Edie Fake is the author of Gaylord Phoenix, now available as a collection from Secret Acres. He’s received a Critical Fierceness Grant for queer art and was one of the first recipients of Printed Matter’s Awards for Artists. His drawings have been included in Hot and Cold, Creative Time Comics, and LTTR. Currently, he lives in Chicago where he works as a minicomics sommelier for Quimby’s Books.

Jim Joyce graduated from St. Rita High School in 2004. His zine, Or Let It Sink, explores desire, failure, and personal mythology. Jim works in the education field and enjoys keeping a journal.

Vicky Lim has a zine (Dear Jaguar) and a blog (Personal Statements) and lives in Chicago.

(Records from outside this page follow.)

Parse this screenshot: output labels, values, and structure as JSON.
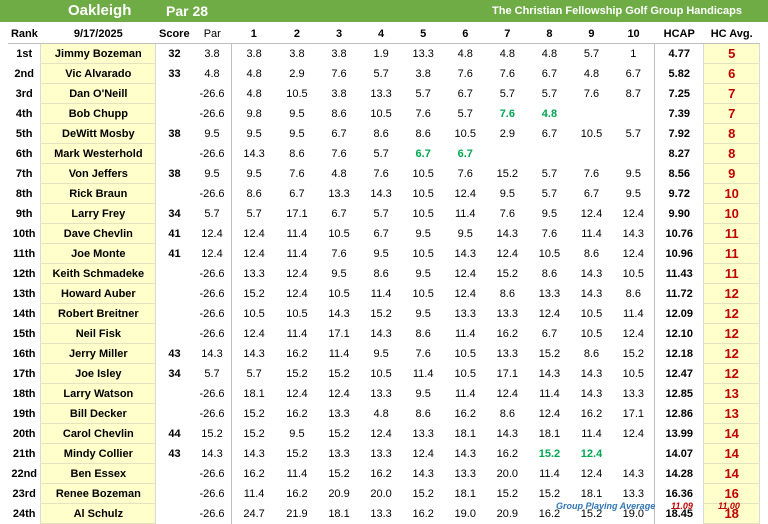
{
  "header": {
    "course": "Oakleigh",
    "par_label": "Par 28",
    "group": "The Christian Fellowship Golf Group Handicaps"
  },
  "columns": {
    "rank": "Rank",
    "date": "9/17/2025",
    "score": "Score",
    "par": "Par",
    "rounds": [
      "1",
      "2",
      "3",
      "4",
      "5",
      "6",
      "7",
      "8",
      "9",
      "10"
    ],
    "hcap": "HCAP",
    "hc_avg": "HC Avg."
  },
  "rows": [
    {
      "rank": "1st",
      "name": "Jimmy Bozeman",
      "score": "32",
      "par": "3.8",
      "rounds": [
        "3.8",
        "3.8",
        "3.8",
        "1.9",
        "13.3",
        "4.8",
        "4.8",
        "4.8",
        "5.7",
        "1"
      ],
      "green": [],
      "hcap": "4.77",
      "avg": "5"
    },
    {
      "rank": "2nd",
      "name": "Vic Alvarado",
      "score": "33",
      "par": "4.8",
      "rounds": [
        "4.8",
        "2.9",
        "7.6",
        "5.7",
        "3.8",
        "7.6",
        "7.6",
        "6.7",
        "4.8",
        "6.7"
      ],
      "green": [],
      "hcap": "5.82",
      "avg": "6"
    },
    {
      "rank": "3rd",
      "name": "Dan O'Neill",
      "score": "",
      "par": "-26.6",
      "rounds": [
        "4.8",
        "10.5",
        "3.8",
        "13.3",
        "5.7",
        "6.7",
        "5.7",
        "5.7",
        "7.6",
        "8.7"
      ],
      "green": [],
      "hcap": "7.25",
      "avg": "7"
    },
    {
      "rank": "4th",
      "name": "Bob Chupp",
      "score": "",
      "par": "-26.6",
      "rounds": [
        "9.8",
        "9.5",
        "8.6",
        "10.5",
        "7.6",
        "5.7",
        "7.6",
        "4.8",
        "",
        ""
      ],
      "green": [
        6,
        7
      ],
      "hcap": "7.39",
      "avg": "7"
    },
    {
      "rank": "5th",
      "name": "DeWitt Mosby",
      "score": "38",
      "par": "9.5",
      "rounds": [
        "9.5",
        "9.5",
        "6.7",
        "8.6",
        "8.6",
        "10.5",
        "2.9",
        "6.7",
        "10.5",
        "5.7"
      ],
      "green": [],
      "hcap": "7.92",
      "avg": "8"
    },
    {
      "rank": "6th",
      "name": "Mark Westerhold",
      "score": "",
      "par": "-26.6",
      "rounds": [
        "14.3",
        "8.6",
        "7.6",
        "5.7",
        "6.7",
        "6.7",
        "",
        "",
        "",
        ""
      ],
      "green": [
        4,
        5
      ],
      "hcap": "8.27",
      "avg": "8"
    },
    {
      "rank": "7th",
      "name": "Von Jeffers",
      "score": "38",
      "par": "9.5",
      "rounds": [
        "9.5",
        "7.6",
        "4.8",
        "7.6",
        "10.5",
        "7.6",
        "15.2",
        "5.7",
        "7.6",
        "9.5"
      ],
      "green": [],
      "hcap": "8.56",
      "avg": "9"
    },
    {
      "rank": "8th",
      "name": "Rick Braun",
      "score": "",
      "par": "-26.6",
      "rounds": [
        "8.6",
        "6.7",
        "13.3",
        "14.3",
        "10.5",
        "12.4",
        "9.5",
        "5.7",
        "6.7",
        "9.5"
      ],
      "green": [],
      "hcap": "9.72",
      "avg": "10"
    },
    {
      "rank": "9th",
      "name": "Larry Frey",
      "score": "34",
      "par": "5.7",
      "rounds": [
        "5.7",
        "17.1",
        "6.7",
        "5.7",
        "10.5",
        "11.4",
        "7.6",
        "9.5",
        "12.4",
        "12.4"
      ],
      "green": [],
      "hcap": "9.90",
      "avg": "10"
    },
    {
      "rank": "10th",
      "name": "Dave Chevlin",
      "score": "41",
      "par": "12.4",
      "rounds": [
        "12.4",
        "11.4",
        "10.5",
        "6.7",
        "9.5",
        "9.5",
        "14.3",
        "7.6",
        "11.4",
        "14.3"
      ],
      "green": [],
      "hcap": "10.76",
      "avg": "11"
    },
    {
      "rank": "11th",
      "name": "Joe Monte",
      "score": "41",
      "par": "12.4",
      "rounds": [
        "12.4",
        "11.4",
        "7.6",
        "9.5",
        "10.5",
        "14.3",
        "12.4",
        "10.5",
        "8.6",
        "12.4"
      ],
      "green": [],
      "hcap": "10.96",
      "avg": "11"
    },
    {
      "rank": "12th",
      "name": "Keith Schmadeke",
      "score": "",
      "par": "-26.6",
      "rounds": [
        "13.3",
        "12.4",
        "9.5",
        "8.6",
        "9.5",
        "12.4",
        "15.2",
        "8.6",
        "14.3",
        "10.5"
      ],
      "green": [],
      "hcap": "11.43",
      "avg": "11"
    },
    {
      "rank": "13th",
      "name": "Howard Auber",
      "score": "",
      "par": "-26.6",
      "rounds": [
        "15.2",
        "12.4",
        "10.5",
        "11.4",
        "10.5",
        "12.4",
        "8.6",
        "13.3",
        "14.3",
        "8.6"
      ],
      "green": [],
      "hcap": "11.72",
      "avg": "12"
    },
    {
      "rank": "14th",
      "name": "Robert Breitner",
      "score": "",
      "par": "-26.6",
      "rounds": [
        "10.5",
        "10.5",
        "14.3",
        "15.2",
        "9.5",
        "13.3",
        "13.3",
        "12.4",
        "10.5",
        "11.4"
      ],
      "green": [],
      "hcap": "12.09",
      "avg": "12"
    },
    {
      "rank": "15th",
      "name": "Neil Fisk",
      "score": "",
      "par": "-26.6",
      "rounds": [
        "12.4",
        "11.4",
        "17.1",
        "14.3",
        "8.6",
        "11.4",
        "16.2",
        "6.7",
        "10.5",
        "12.4"
      ],
      "green": [],
      "hcap": "12.10",
      "avg": "12"
    },
    {
      "rank": "16th",
      "name": "Jerry Miller",
      "score": "43",
      "par": "14.3",
      "rounds": [
        "14.3",
        "16.2",
        "11.4",
        "9.5",
        "7.6",
        "10.5",
        "13.3",
        "15.2",
        "8.6",
        "15.2"
      ],
      "green": [],
      "hcap": "12.18",
      "avg": "12"
    },
    {
      "rank": "17th",
      "name": "Joe Isley",
      "score": "34",
      "par": "5.7",
      "rounds": [
        "5.7",
        "15.2",
        "15.2",
        "10.5",
        "11.4",
        "10.5",
        "17.1",
        "14.3",
        "14.3",
        "10.5"
      ],
      "green": [],
      "hcap": "12.47",
      "avg": "12"
    },
    {
      "rank": "18th",
      "name": "Larry Watson",
      "score": "",
      "par": "-26.6",
      "rounds": [
        "18.1",
        "12.4",
        "12.4",
        "13.3",
        "9.5",
        "11.4",
        "12.4",
        "11.4",
        "14.3",
        "13.3"
      ],
      "green": [],
      "hcap": "12.85",
      "avg": "13"
    },
    {
      "rank": "19th",
      "name": "Bill Decker",
      "score": "",
      "par": "-26.6",
      "rounds": [
        "15.2",
        "16.2",
        "13.3",
        "4.8",
        "8.6",
        "16.2",
        "8.6",
        "12.4",
        "16.2",
        "17.1"
      ],
      "green": [],
      "hcap": "12.86",
      "avg": "13"
    },
    {
      "rank": "20th",
      "name": "Carol Chevlin",
      "score": "44",
      "par": "15.2",
      "rounds": [
        "15.2",
        "9.5",
        "15.2",
        "12.4",
        "13.3",
        "18.1",
        "14.3",
        "18.1",
        "11.4",
        "12.4"
      ],
      "green": [],
      "hcap": "13.99",
      "avg": "14"
    },
    {
      "rank": "21th",
      "name": "Mindy Collier",
      "score": "43",
      "par": "14.3",
      "rounds": [
        "14.3",
        "15.2",
        "13.3",
        "13.3",
        "12.4",
        "14.3",
        "16.2",
        "15.2",
        "12.4",
        ""
      ],
      "green": [
        7,
        8
      ],
      "hcap": "14.07",
      "avg": "14"
    },
    {
      "rank": "22nd",
      "name": "Ben Essex",
      "score": "",
      "par": "-26.6",
      "rounds": [
        "16.2",
        "11.4",
        "15.2",
        "16.2",
        "14.3",
        "13.3",
        "20.0",
        "11.4",
        "12.4",
        "14.3"
      ],
      "green": [],
      "hcap": "14.28",
      "avg": "14"
    },
    {
      "rank": "23rd",
      "name": "Renee Bozeman",
      "score": "",
      "par": "-26.6",
      "rounds": [
        "11.4",
        "16.2",
        "20.9",
        "20.0",
        "15.2",
        "18.1",
        "15.2",
        "15.2",
        "18.1",
        "13.3"
      ],
      "green": [],
      "hcap": "16.36",
      "avg": "16"
    },
    {
      "rank": "24th",
      "name": "Al Schulz",
      "score": "",
      "par": "-26.6",
      "rounds": [
        "24.7",
        "21.9",
        "18.1",
        "13.3",
        "16.2",
        "19.0",
        "20.9",
        "16.2",
        "15.2",
        "19.0"
      ],
      "green": [],
      "hcap": "18.45",
      "avg": "18"
    }
  ],
  "footer": {
    "label": "Group Playing Average",
    "hcap_avg": "11.09",
    "hc_avg": "11.00"
  }
}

Ed Choy Moorman is a New Jersey-raised, Minneapolis College of Art and Design-schooled, Chicago-based cartoonist. He is the editor and publisher of the 2009 Xeric Award-winning Ghost Comics anthology from Bare Bones Press. (http://edsdeadbody.com/ + http://edchoymoorman.wordpress.com/)

Ellen Nielsen is an interdisciplinary artist whose body of work includes writing, performance, objects, video, and graphic design. She received her BFA from Maryland Institute College of Art in Baltimore, Maryland and is currently pursuing her MFA in Fiber and Material Studies at the School of the Art Institute of Chicago.